Per quanto, infine, riguarda l’impegno, proposto dalle Risoluzioni al Governo, nel sostegno della necessità di approvazione tempestiva del Regolamento europeo sullo spazio europeo dei dati sanitari, si registra positivamente l’evoluzione subita dal testo a seguito dell’approvazione, il 13 dicembre scorso, di alcuni emendamenti che si muovono nella direzione tracciata dal Garante e dal Comitato europei per la protezione dei dati, nel loro parere congiunto, n.3 del 2022.

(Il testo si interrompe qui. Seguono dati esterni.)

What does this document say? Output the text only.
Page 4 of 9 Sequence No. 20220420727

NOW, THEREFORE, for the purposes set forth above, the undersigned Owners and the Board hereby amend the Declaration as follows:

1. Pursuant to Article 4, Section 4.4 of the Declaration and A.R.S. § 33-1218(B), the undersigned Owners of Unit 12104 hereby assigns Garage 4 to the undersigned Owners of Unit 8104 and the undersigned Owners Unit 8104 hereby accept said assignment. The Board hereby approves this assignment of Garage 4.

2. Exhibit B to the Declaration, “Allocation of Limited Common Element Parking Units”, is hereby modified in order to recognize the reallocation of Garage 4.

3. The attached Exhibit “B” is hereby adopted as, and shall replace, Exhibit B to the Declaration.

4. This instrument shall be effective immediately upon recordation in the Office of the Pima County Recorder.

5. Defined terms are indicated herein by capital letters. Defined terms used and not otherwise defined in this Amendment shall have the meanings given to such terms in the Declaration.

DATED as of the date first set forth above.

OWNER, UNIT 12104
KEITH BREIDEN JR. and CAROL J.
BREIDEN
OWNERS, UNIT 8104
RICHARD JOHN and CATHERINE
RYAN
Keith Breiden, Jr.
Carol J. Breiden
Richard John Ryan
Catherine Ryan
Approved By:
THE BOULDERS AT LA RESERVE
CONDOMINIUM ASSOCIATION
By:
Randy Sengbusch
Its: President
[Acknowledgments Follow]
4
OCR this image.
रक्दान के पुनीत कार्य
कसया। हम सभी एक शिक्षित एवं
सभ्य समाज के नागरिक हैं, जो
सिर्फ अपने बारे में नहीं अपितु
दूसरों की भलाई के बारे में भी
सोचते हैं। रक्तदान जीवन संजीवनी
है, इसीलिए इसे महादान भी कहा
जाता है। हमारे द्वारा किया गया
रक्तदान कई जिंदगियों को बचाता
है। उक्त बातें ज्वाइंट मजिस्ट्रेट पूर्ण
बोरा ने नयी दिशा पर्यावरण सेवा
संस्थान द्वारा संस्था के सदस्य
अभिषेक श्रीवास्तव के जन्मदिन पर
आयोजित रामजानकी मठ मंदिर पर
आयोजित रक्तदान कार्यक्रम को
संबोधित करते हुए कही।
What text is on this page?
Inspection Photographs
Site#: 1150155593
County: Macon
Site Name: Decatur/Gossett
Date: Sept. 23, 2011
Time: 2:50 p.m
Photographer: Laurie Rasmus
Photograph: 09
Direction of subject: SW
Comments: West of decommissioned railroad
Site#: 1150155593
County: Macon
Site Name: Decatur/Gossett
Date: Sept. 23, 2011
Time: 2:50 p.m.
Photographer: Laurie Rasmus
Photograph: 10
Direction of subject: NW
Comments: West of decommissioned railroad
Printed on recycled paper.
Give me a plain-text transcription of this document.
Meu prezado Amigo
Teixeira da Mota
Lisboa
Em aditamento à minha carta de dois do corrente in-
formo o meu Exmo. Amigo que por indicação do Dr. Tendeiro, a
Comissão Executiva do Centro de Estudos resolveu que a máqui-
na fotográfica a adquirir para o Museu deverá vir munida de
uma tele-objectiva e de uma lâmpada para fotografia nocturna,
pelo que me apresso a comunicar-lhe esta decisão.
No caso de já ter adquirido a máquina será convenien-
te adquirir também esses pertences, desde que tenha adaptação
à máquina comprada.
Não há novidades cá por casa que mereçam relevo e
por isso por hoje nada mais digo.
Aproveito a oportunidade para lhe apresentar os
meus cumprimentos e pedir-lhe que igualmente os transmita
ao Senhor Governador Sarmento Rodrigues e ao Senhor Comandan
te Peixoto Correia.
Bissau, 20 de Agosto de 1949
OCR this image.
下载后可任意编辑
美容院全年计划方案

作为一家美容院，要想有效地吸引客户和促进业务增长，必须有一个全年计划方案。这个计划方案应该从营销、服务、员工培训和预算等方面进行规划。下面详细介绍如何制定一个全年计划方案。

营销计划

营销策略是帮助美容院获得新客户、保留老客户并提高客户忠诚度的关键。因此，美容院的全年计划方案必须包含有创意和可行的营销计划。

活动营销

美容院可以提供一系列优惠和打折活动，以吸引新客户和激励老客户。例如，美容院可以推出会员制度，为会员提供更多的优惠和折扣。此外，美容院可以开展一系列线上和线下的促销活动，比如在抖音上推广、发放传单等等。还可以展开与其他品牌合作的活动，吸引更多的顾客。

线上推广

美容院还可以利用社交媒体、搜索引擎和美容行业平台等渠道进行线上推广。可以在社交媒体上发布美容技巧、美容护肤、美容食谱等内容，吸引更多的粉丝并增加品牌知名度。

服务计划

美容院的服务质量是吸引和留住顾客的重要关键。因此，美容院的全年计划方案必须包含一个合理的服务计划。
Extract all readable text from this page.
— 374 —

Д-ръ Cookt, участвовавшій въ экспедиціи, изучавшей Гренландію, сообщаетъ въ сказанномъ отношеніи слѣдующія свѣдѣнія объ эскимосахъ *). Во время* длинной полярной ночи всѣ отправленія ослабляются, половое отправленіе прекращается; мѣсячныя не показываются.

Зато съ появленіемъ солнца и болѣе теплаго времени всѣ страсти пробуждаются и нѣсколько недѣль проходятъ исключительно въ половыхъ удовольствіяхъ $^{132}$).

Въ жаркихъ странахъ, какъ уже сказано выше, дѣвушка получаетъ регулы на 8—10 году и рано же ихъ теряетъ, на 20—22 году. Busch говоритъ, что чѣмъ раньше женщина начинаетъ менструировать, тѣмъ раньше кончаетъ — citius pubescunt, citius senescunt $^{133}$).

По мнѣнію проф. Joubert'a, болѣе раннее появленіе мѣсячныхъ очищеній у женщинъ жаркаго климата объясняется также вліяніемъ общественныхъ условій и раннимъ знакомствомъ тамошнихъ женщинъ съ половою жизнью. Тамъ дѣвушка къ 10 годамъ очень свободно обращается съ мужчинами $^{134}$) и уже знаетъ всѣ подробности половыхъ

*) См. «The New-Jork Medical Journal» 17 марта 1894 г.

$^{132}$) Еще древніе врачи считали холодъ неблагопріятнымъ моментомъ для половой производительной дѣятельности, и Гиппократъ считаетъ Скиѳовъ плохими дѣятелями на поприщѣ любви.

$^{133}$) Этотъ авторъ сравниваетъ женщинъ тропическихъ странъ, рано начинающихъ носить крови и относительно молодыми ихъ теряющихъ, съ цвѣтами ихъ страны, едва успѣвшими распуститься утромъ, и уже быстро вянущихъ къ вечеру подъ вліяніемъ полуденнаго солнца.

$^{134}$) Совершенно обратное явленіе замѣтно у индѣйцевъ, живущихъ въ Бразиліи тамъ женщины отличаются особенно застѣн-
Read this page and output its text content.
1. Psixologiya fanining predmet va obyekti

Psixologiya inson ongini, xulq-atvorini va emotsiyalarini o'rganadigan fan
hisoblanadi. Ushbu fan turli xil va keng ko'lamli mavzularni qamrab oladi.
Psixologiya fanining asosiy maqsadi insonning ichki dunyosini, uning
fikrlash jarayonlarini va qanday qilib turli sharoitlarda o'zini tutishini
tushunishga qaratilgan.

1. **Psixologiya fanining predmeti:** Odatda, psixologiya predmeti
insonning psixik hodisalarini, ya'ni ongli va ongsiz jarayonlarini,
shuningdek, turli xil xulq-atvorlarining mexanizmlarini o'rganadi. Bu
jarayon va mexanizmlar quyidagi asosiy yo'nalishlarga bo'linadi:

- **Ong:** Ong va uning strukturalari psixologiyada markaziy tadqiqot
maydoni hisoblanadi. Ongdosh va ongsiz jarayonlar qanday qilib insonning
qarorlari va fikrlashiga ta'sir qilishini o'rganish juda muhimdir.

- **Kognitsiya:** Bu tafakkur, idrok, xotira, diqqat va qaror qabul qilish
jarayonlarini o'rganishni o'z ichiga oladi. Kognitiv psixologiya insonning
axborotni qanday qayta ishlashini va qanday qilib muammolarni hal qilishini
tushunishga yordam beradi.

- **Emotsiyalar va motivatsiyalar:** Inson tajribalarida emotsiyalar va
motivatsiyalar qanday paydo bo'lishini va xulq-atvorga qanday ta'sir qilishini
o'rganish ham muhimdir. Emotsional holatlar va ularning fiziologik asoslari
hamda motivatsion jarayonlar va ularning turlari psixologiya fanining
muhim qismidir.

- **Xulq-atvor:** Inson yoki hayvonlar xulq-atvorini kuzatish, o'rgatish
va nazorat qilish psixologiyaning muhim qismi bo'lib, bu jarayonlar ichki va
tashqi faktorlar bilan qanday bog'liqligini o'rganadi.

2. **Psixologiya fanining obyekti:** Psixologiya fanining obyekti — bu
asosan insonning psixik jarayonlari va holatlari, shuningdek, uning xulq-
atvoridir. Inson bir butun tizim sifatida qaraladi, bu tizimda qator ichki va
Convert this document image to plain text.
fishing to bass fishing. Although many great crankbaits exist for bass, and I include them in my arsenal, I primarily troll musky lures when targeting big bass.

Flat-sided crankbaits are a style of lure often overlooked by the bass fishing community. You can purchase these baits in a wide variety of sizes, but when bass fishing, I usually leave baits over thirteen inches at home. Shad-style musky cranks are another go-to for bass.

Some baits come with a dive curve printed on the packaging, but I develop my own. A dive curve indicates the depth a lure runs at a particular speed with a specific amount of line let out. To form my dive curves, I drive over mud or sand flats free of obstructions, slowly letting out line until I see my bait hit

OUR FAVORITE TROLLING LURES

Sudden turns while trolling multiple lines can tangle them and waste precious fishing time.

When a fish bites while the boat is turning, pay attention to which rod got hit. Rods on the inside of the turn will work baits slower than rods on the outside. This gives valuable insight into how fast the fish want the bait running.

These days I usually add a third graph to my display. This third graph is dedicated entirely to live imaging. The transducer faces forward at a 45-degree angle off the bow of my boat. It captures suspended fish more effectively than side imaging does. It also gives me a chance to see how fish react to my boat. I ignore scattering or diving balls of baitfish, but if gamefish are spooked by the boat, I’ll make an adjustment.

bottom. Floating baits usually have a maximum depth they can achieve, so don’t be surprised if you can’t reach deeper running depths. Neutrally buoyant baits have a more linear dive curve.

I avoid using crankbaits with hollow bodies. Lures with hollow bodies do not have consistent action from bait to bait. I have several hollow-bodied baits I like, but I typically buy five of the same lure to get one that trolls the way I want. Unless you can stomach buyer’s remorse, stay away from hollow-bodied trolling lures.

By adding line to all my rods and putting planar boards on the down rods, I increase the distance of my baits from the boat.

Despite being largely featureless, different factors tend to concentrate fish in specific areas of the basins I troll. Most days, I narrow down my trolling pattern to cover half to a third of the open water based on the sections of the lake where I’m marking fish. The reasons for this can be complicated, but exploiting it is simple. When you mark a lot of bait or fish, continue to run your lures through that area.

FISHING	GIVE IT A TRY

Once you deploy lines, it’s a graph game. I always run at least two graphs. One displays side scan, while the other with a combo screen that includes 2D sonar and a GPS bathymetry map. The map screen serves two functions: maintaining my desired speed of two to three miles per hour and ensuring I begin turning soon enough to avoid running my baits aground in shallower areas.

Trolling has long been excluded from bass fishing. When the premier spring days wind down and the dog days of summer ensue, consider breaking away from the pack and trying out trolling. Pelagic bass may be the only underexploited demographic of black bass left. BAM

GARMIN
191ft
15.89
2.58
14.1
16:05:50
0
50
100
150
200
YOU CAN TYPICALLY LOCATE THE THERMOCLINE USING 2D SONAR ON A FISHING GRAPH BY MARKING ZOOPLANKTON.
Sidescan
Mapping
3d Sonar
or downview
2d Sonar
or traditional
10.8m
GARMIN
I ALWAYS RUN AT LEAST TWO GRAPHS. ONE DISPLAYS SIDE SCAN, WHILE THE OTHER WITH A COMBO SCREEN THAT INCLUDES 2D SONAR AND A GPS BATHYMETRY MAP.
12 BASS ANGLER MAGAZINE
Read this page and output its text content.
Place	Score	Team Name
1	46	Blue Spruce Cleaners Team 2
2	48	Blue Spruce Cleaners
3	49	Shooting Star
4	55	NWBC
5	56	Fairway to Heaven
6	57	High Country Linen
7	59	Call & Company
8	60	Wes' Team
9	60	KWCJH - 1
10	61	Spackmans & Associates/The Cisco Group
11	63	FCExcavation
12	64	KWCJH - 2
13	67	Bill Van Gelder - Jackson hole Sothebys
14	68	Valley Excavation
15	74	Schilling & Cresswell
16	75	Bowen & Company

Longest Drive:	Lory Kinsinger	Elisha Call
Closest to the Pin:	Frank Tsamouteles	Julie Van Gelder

In particolare, meritano apprezzamento la previsione di maggiori garanzie (conformi a quelle previste dal Data Governance Act) sul terreno dell’altruismo dei dati sanitari (bellissimo esempio di destinazione, a fini solidaristici, dei dati personali e di tale delicatezza) e del ricorso a decisioni automatizzate; l’introduzione dell’opt-in per l’uso secondario di alcuni dati sanitari peculiari, quali quelli genomici o tratti da applicazioni per il benessere e, in via generale, dell’opt-out per l’uso secondario dei dati; maggiori garanzie per l’interoperabilità delle applicazioni per il benessere con i sistemi di cartelle cliniche elettroniche; tutele specifiche per la c.d. group privacy, ovvero specifici divieti di utilizzo discriminatorio dei dati sanitari nei confronti di singoli o gruppi di persone, anche per quanto riguarda offerte di lavoro o condizioni contrattuali.

Proprio l’evoluzione del testo dimostra la consapevolezza di come, sulla sinergia tra innovazione, governance sanitaria e protezione dati si giocherà una sfida sempre più determinante per le nostre società, che dobbiamo impegnarci a vincere nel segno, ancora una volta, della centralità della persona e della sua dignità: quei vincoli che, spiegò Aldo Moro in Assemblea Costituente, neppure l’interesse collettivo alla sanità pubblica può superare.